Era una casa alta, de altas ventanas al Sur, al Norte, al Este y al Oeste. Sus habitantes cocinaban, pintaban, limpiaban y a la hora de la siesta hacían el amor bajo el sol caliente del invierno. Era una casa y era un jardín donde florecían los amarilis y las dracenas. Era una casa y era un hogar donde el amor se acurrucaba.
Era una casa alta y clara, pero sus ocupantes no abrían las ventanas, no fuera que el ruido ensordecedor del desamor se autoinvitara. No fuera que se colara la negra desilusión de los meses frustrados de buena esperanza. No fuera que la ventisca de la desconfianza, que aleteaba atenta sobre las altas ventanas, les separara. Y así la casa, con las ventanas cerradas, no era jardín palpitante, ni refugio dulce, era una jaula.

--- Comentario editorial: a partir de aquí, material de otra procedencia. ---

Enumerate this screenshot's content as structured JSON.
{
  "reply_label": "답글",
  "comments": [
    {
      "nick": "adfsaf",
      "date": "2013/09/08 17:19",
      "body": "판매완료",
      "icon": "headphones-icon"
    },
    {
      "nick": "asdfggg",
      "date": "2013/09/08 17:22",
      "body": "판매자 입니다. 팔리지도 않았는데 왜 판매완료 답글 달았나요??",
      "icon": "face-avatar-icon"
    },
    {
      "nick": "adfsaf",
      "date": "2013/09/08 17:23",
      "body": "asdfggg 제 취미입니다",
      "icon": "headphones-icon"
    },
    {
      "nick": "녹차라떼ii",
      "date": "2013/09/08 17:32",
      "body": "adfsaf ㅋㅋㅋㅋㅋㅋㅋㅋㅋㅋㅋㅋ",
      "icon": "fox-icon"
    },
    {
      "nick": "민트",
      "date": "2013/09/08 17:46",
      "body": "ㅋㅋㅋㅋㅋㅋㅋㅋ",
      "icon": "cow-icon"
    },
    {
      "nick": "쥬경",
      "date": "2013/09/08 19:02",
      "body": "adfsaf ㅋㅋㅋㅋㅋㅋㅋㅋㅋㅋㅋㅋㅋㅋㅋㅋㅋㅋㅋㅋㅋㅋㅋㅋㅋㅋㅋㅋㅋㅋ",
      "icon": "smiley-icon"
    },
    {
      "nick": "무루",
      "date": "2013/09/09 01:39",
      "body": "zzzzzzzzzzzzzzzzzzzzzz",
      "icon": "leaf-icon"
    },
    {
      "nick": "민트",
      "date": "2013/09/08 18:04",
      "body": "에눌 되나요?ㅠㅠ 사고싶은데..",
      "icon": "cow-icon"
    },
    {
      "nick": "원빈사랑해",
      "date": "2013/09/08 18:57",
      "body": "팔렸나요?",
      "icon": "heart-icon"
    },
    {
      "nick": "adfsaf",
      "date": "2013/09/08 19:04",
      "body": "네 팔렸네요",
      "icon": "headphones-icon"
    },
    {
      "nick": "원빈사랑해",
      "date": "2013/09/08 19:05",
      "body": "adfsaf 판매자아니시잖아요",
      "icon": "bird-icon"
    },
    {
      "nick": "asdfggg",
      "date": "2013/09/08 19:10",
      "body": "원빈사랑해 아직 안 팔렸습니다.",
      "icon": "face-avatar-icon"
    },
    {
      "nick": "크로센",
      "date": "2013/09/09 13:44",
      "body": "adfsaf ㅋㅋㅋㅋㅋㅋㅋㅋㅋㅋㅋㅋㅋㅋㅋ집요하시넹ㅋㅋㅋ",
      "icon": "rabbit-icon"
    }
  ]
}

Amor mío, allí te amé profundamente, en la luz y la sombra, imperfecto y voluble. Pero no te confundas, no dije para siempre, no dije incondicional, dije que era cierto. Pero tú que desconoces la dimensión del amor, pero yo que no quiero echarte de menos, que no te doy más tiempo. Bajemos las persianas, dejemos que el olvido entierre la luz, entierre la casa, la clara casa, al niño triste que no llegó a cenar. Dejemos que el olvido entierre nuestros alados sueños y el llanto malogrado de ese niño se pierda remoto en el abismo del tiempo.